Spécification des règles concernant le nombre maximal de connexions au module d'écoute
Lorsque Kubernetes Engine provisionne un équilibreur de charge Oracle Cloud Infrastructure pour un service Kubernetes de type LoadBalancer, vous pouvez spécifier le nombre maximal de connexions concurrentes au module d'écoute de l'équilibreur de charge autorisées à partir de la même adresse IP d'origine. Vous utilisez une annotation pour définir une valeur par défaut de nombre maximal de connexions au module d'écoute qui s'applique à toutes les adresses IP. L'annotation définit une règle de connexion maximale au module d'écoute pour l'équilibreur de charge. Si vous ne définissez pas cette valeur maximale par défaut, il n'y a pas de limite au nombre de connexions qu'une adresse IP peut établir au module d'écoute.

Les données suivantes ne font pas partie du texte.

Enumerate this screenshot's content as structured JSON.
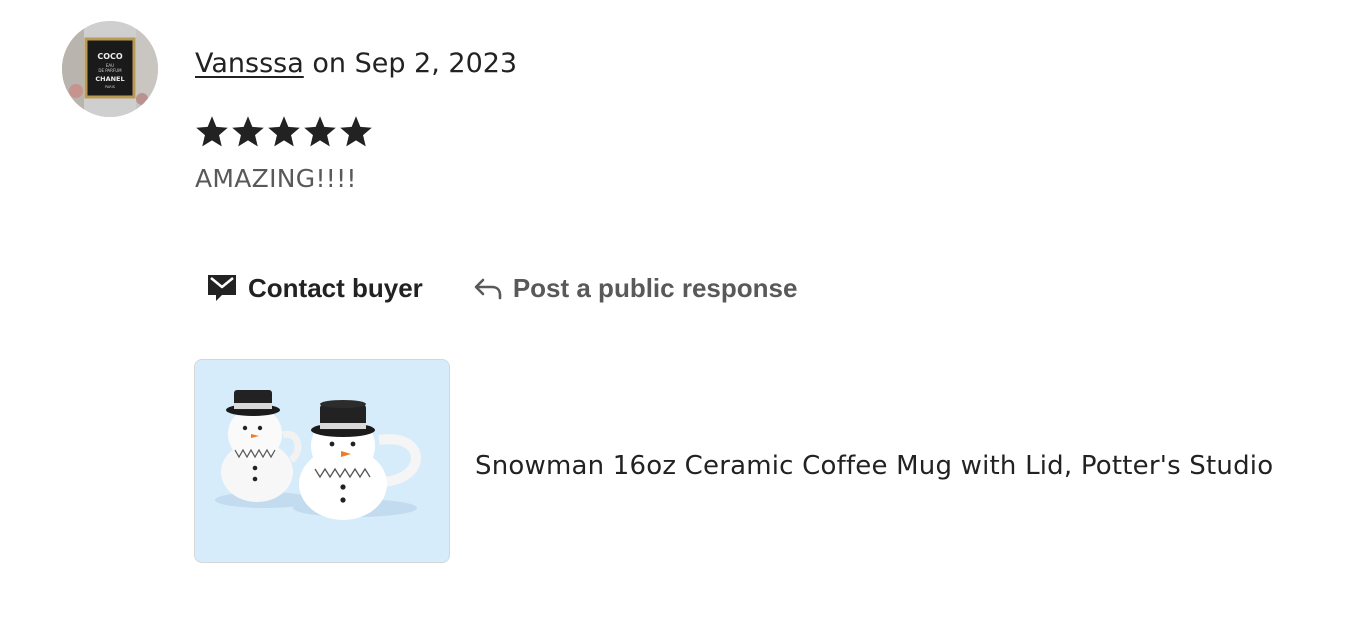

Pour plus d'informations sur les règles de connexion au module d'écoute maximum, voir Règles de connexion au module d'écoute maximum dans la documentation sur l'équilibreur de charge OCI.
Pour spécifier le nombre maximal de connexions concurrentes au module d'écoute autorisées à partir de la même adresse IP d'origine, ajoutez l'annotation oci.oraclecloud.com/oci-load-balancer-rule-sets dans la section de métadonnées du fichier manifeste. Notez que vous spécifiez la valeur de l'annotation au format JSON, comme suit :
oci.oraclecloud.com/oci-load-balancer-rule-sets: |
{
"<rule-set-name>": {
"items": [
{
"action": "IP_BASED_MAX_CONNECTIONS",
"maxConnectionsPerIp": <value>
}
]
}
}
où :
-
<rule-set-name>est le nom de votre choix pour le jeu de règles (entre 1 et 32 caractères de longueur). Par exemple :IpLimitRuleSet. -
<value>est le nombre maximal de connexions simultanées de module d'écoute autorisées à partir de la même adresse IP d'origine.
Par exemple :
apiVersion: v1
kind: Service
metadata:
name: my-nginx-svc
labels:
app: nginx
annotations:
oci.oraclecloud.com/load-balancer-type: "lb"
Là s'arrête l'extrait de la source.